Het wintervoedselpakket bestaat uit een mengsel van zomergranen.
De veldjes, variërend in oppervlakte van 0.5 tot
2.0 ha, worden voor 1 april ingezaaid met een zadenmengsel
dat aanvankelijk voor 98.3% van het gewicht uit granen
bestond (zomertarwe 85%, zomertriticale, x triticale sp.5%,
zomergerst Hordeum vulgare 5% en haver Avena sativa
5%). Verder bevatte het mengsel een miniem aandeel oliehoudend
zaad in de vorm van bladrammenas (1%) en gele
mosterd (0.7%). Om overwoekering door bladrammenas te
voorkomen bestaat het huidige mengsel alleen nog uit granen
(85% zomertarwe, 10% triticale en 5% zwarte haver). De
aanbevolen zaaihoeveelheid ligt tussen de 100 en 120 kg/ha.
In de eerste twee jaar van de nieuwe pakketten was de verhouding
natuurbraak/wintervoedsel 80:20%. In 2011 en 2012
bestonden de getelde plots alleen nog uit de wintervoedselvariant.
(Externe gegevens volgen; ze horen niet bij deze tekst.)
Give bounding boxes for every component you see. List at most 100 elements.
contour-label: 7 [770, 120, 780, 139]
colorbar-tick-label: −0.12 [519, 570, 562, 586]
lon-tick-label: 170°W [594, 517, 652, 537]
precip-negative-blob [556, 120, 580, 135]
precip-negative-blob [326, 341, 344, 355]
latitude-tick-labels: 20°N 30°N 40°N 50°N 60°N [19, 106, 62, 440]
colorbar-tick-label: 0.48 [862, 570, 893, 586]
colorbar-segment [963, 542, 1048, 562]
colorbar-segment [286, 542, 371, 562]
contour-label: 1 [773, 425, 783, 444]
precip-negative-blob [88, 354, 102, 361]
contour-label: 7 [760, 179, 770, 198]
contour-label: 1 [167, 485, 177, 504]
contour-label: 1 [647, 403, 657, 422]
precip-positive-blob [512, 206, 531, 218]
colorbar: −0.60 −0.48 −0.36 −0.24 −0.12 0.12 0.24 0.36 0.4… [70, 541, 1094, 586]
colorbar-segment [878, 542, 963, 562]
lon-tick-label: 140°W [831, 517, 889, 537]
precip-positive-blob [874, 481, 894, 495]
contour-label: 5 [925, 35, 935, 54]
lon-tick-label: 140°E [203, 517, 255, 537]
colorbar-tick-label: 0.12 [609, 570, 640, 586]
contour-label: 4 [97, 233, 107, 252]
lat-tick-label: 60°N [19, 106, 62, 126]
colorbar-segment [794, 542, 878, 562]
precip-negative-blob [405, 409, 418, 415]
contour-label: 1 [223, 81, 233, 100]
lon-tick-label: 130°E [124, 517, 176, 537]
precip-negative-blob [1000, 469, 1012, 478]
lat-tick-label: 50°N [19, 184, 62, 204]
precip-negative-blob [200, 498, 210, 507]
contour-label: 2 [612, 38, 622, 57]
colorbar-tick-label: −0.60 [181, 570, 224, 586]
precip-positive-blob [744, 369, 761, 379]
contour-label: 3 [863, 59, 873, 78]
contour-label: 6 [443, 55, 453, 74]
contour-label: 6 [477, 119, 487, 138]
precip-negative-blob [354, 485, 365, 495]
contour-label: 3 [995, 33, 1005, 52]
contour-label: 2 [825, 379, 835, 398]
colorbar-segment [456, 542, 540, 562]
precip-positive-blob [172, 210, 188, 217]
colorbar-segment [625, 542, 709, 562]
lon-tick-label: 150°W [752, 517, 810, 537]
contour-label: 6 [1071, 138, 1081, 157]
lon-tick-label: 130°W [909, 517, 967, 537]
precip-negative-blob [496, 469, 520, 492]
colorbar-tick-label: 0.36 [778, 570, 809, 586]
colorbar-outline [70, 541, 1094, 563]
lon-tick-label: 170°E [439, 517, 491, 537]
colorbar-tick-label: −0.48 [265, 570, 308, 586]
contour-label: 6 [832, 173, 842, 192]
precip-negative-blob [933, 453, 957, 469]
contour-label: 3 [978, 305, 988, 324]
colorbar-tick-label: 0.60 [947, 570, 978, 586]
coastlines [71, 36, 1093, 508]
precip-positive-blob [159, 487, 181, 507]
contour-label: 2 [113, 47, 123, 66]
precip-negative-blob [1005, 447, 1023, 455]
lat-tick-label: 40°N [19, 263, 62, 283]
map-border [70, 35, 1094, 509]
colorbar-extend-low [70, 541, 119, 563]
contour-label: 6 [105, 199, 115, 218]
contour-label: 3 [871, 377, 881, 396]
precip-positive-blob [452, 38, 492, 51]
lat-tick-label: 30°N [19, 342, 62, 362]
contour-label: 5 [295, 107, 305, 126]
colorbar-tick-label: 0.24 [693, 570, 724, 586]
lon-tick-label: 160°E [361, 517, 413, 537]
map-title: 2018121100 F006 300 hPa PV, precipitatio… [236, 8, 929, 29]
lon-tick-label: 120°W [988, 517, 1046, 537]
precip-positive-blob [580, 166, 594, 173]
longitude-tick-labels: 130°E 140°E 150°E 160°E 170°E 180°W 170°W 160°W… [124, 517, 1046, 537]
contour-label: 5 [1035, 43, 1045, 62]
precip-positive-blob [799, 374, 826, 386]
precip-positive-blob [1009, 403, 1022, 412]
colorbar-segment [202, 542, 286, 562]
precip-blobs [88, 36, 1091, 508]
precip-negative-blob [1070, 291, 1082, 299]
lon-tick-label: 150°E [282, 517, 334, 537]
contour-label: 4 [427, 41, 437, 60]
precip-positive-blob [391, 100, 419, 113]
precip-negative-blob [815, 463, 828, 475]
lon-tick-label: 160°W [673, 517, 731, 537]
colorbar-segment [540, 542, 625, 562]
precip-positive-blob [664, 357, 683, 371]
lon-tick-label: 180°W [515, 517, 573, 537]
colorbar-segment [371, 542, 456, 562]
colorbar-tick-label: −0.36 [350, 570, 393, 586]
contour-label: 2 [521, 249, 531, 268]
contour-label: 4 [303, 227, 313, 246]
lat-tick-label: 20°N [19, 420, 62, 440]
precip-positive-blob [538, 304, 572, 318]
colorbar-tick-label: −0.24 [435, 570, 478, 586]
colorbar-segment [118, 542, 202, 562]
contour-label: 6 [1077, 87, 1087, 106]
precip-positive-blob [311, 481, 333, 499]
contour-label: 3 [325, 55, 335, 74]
In dit artikel worden beide pakketten samengevoegd
en besproken als één wintervoedselpakket.
Om de effecten van wintervoedselveldjes beter te kunnen
beoordelen zijn bovendien systematisch tellingen uitgevoerd
op akkers met een regulier agrarisch beheer. In dit
artikel wordt deze vorm van agrarisch natuurbeheer tegen
het licht gehouden aan de hand van een analyse van de tellingen
uit de provincies Groningen en Drenthe.